Page last updated: Thursday, 11 December 2014 - 8:42am

Please note: This content may be out of date and is currently under review.

This web article describes the most common diseases of citrus trees and their control using natural or low-toxic methods.

Unfamiliar diseases should be reported to the Pest and Disease Information Service (PaDIS) as these diseases could cause significant problems for our primary industries and environment if they were to become established in Western Australia.

Diseases of root and trunk

Armillaria root rot

Citrus trees affected by Armillaria root rot show decline with leaf yellowing and leaf drop. They may set a very heavy fruit crop in spring but collapse and die when the weather gets hot in summer.

Armillaria appears under the bark of affected trees as fan-shaped mycelia mats with a strong mushroom odour.

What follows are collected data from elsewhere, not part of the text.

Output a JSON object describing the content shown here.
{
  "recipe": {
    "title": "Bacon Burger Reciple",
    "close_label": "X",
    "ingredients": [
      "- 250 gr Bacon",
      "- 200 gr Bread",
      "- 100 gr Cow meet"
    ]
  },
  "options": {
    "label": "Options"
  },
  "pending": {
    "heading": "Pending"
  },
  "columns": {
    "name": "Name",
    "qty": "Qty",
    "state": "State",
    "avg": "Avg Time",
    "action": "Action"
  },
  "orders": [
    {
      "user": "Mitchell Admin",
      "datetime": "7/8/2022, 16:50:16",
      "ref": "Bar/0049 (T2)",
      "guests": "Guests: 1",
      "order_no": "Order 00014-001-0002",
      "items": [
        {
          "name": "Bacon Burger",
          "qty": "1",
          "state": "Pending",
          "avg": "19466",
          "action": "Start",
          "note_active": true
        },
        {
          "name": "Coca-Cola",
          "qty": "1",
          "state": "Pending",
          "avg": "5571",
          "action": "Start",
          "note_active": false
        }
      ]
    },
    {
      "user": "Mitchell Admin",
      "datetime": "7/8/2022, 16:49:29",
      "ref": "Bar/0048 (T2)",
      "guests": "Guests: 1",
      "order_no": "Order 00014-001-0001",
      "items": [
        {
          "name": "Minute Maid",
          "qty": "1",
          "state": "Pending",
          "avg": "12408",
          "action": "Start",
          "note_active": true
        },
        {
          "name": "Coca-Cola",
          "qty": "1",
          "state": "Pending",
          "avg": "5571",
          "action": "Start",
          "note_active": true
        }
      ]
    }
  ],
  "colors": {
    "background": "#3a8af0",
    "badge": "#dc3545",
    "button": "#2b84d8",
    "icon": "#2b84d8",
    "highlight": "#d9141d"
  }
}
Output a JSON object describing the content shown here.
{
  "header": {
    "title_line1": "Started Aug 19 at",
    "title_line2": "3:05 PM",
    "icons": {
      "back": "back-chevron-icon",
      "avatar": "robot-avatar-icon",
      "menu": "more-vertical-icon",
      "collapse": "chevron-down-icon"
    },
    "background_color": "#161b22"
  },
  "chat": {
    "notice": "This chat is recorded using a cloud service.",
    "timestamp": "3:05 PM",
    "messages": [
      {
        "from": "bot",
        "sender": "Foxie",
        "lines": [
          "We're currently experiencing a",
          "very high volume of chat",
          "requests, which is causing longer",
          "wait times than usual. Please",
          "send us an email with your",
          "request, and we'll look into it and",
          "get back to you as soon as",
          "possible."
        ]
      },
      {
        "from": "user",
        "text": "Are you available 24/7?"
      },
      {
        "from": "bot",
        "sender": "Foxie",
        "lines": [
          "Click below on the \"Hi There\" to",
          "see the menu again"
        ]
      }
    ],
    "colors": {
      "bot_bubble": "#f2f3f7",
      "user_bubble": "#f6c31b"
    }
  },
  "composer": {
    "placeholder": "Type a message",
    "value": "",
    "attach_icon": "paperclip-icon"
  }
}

Mushroom-like funghi of Armillaria.
Mushroom-like funghi of Armillaria.

Long, thin, black strands (rhizomorphs), which look like shoelaces, spread the infection from root to root and plant to plant as they grow through the soil. Originally this fungus was a mild parasite on native trees, stumps and old roots.

In autumn, honey-coloured clusters of mushrooms which are the fruiting bodies of the fungus, appear around the bark of infected trees.

To avoid the disease, clear all remaining stumps and roots well ahead of planting time. To control the disease, isolate infected trees by deep trenching, which breaks the rhizomorphs. If trees are in the early stages of attack, treat them by exposing the roots to air at a distance of 60cm around the butt. Cut off and burn damaged roots.

Do not replace the soil for several years.

Badly affected trees, including the roots, should be removed and burned.